Let's compute the learning curve for a decision tree and vary the proportion of the training set from 10% to 100%.

train_sizes = np.linspace(0.1, 1.0, num=5, endpoint=True)
train_sizes

array([0.1  , 0.325, 0.55 , 0.775, 1.   ])

cv = ShuffleSplit(n_splits=30, test_size=0.2)

results = learning_curve(
    regressor, data, target, train_sizes=train_sizes, cv=cv,
    scoring="neg_mean_absolute_error", n_jobs=2)
train_size, train_scores, test_scores = results[:3]
# Convert the scores into errors
train_errors, test_errors = -train_scores, -test_scores

plt.errorbar(train_size, train_errors.mean(axis=1),
             yerr=train_errors.std(axis=1), label="Training error")
plt.errorbar(train_size, test_errors.mean(axis=1),
             yerr=test_errors.std(axis=1), label="Testing error")
plt.legend()

plt.xscale("log")
plt.xlabel("Number of samples in the training set")
plt.ylabel("Mean absolute error (k$)")
_ = plt.title("Learning curve for decision tree")

Looking at the training error alone, we see that we get an error of 0 k$. It means that the trained model (i.e. decision tree) is clearly overfitting the training data.

Looking at the testing error alone, we observe that the more samples are added into the training set, the lower the testing error becomes.
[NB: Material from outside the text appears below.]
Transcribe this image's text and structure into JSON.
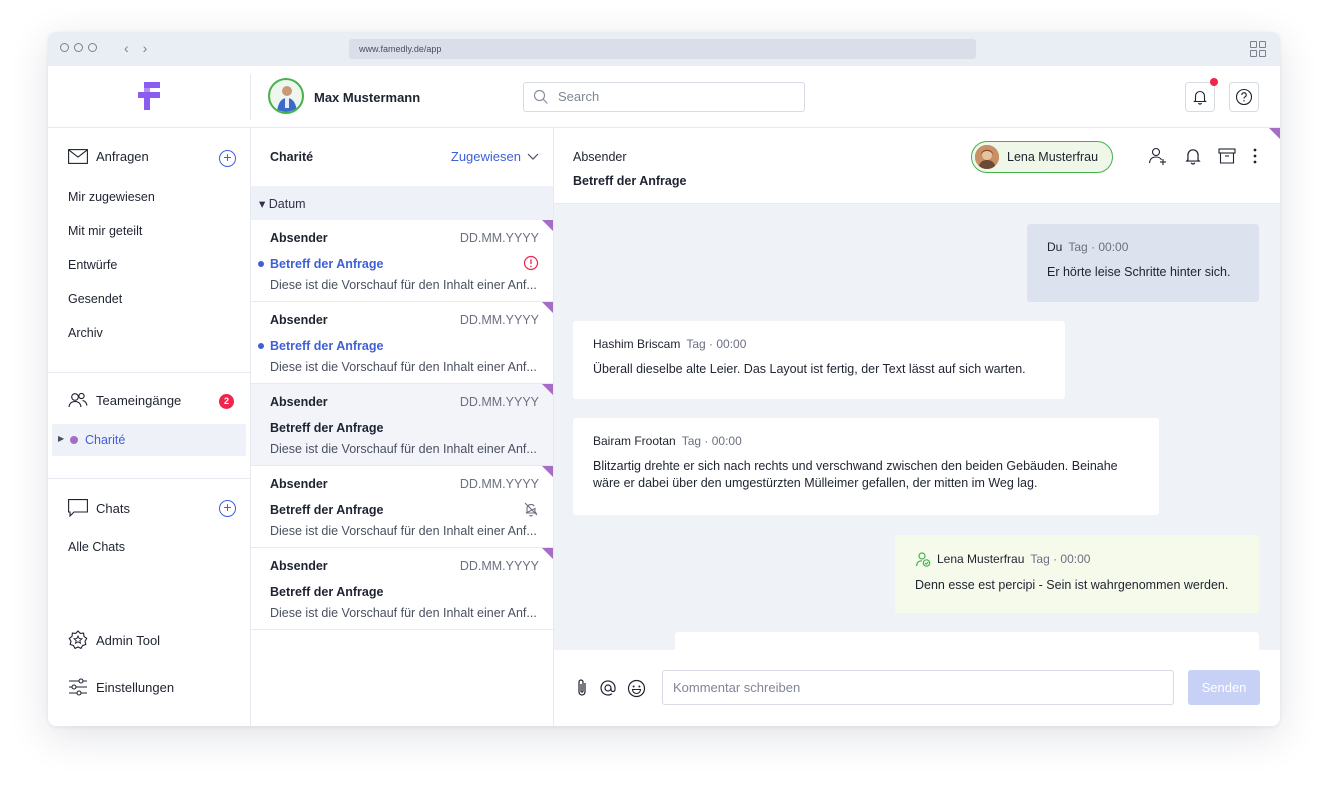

Also, we are searching for the plateau of the testing error for which there is no benefit to adding samples anymore or assessing the potential gain of adding more samples into the training set.

If we achieve a plateau and adding new samples in the training set does not reduce the testing error, we might have reach the Bayes error rate using the available model. Using a more complex model might be the only possibility to reduce the testing error further.